Cite as: https://gfzpublic.gfz-potsdam.de/pubman/item/item_5021589
Abstract
Seasonal snow plays a crucial role as a water reservoir and energy balance component, yet accurately estimating the depth of the snowpack remains a challenge, particularly in remote areas. ICESat-2 laser satellite altimetry offers the potential to provide precise snow depth measurements by comparing satellite-based snow surface elevation profiles with a high-quality Digital Elevation Model (DEM) of the snow-free ground. However, the satellite’s acquisition pattern is sparse in time and space, raising the need for additional data to produce a spatially complete snow depth map. In this study, we generate snow depth maps for mainland Norway by employing machine-learning methods to combine snow depths derived from the ICESat-2 ATL08 product (2018-2022) with ERA-5 Land data.
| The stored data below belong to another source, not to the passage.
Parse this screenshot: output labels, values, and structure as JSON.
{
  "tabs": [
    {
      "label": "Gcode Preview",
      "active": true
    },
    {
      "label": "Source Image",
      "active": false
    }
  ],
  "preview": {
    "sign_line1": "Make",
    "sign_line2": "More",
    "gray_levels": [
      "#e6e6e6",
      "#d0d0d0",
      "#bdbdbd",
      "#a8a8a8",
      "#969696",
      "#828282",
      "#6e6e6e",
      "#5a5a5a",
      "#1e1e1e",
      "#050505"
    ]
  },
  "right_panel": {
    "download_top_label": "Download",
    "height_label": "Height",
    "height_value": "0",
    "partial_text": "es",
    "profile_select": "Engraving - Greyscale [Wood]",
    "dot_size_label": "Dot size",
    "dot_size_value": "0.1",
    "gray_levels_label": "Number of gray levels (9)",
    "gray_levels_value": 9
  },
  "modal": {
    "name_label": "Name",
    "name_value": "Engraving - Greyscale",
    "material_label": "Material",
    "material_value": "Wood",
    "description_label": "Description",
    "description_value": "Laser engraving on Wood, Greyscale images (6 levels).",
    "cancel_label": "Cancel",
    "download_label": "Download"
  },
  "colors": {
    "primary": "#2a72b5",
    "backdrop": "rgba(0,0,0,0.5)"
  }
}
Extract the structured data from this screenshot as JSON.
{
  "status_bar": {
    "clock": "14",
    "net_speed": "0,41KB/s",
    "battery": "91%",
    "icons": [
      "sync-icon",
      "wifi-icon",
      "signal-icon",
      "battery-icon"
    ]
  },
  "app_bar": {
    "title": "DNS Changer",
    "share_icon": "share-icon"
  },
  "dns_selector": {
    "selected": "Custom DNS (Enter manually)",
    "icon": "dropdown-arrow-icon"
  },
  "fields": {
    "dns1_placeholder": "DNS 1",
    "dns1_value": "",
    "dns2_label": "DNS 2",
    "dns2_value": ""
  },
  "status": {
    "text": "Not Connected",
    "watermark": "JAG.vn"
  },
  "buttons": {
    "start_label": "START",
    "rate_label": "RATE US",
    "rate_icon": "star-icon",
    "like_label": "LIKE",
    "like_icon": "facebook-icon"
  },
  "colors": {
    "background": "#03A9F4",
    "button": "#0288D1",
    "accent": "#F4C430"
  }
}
Our methodology involves careful data co-registration, benchmarking of DEM uncertainties using ICESat-2 surface elevations from snow-free conditions as a reference, and applying a machine learning-based bias correction on the derived snow depths. Subsequently, snow depth maps are generated in an XGBoost regressor by statistically downscaling ERA-5 snow depth time series with the derived snow depth and incorporating terrain, vegetation and wind parameters. Our results suggest that while ERA-5 alone overestimates snow depth on a national scale, our approach removes this bias and reproduces snow depth patterns at the hillslope scale when compared to lidar-based snow depth maps acquired in the field. The approach is applicable globally wherever accurate snow-free DEMs are available.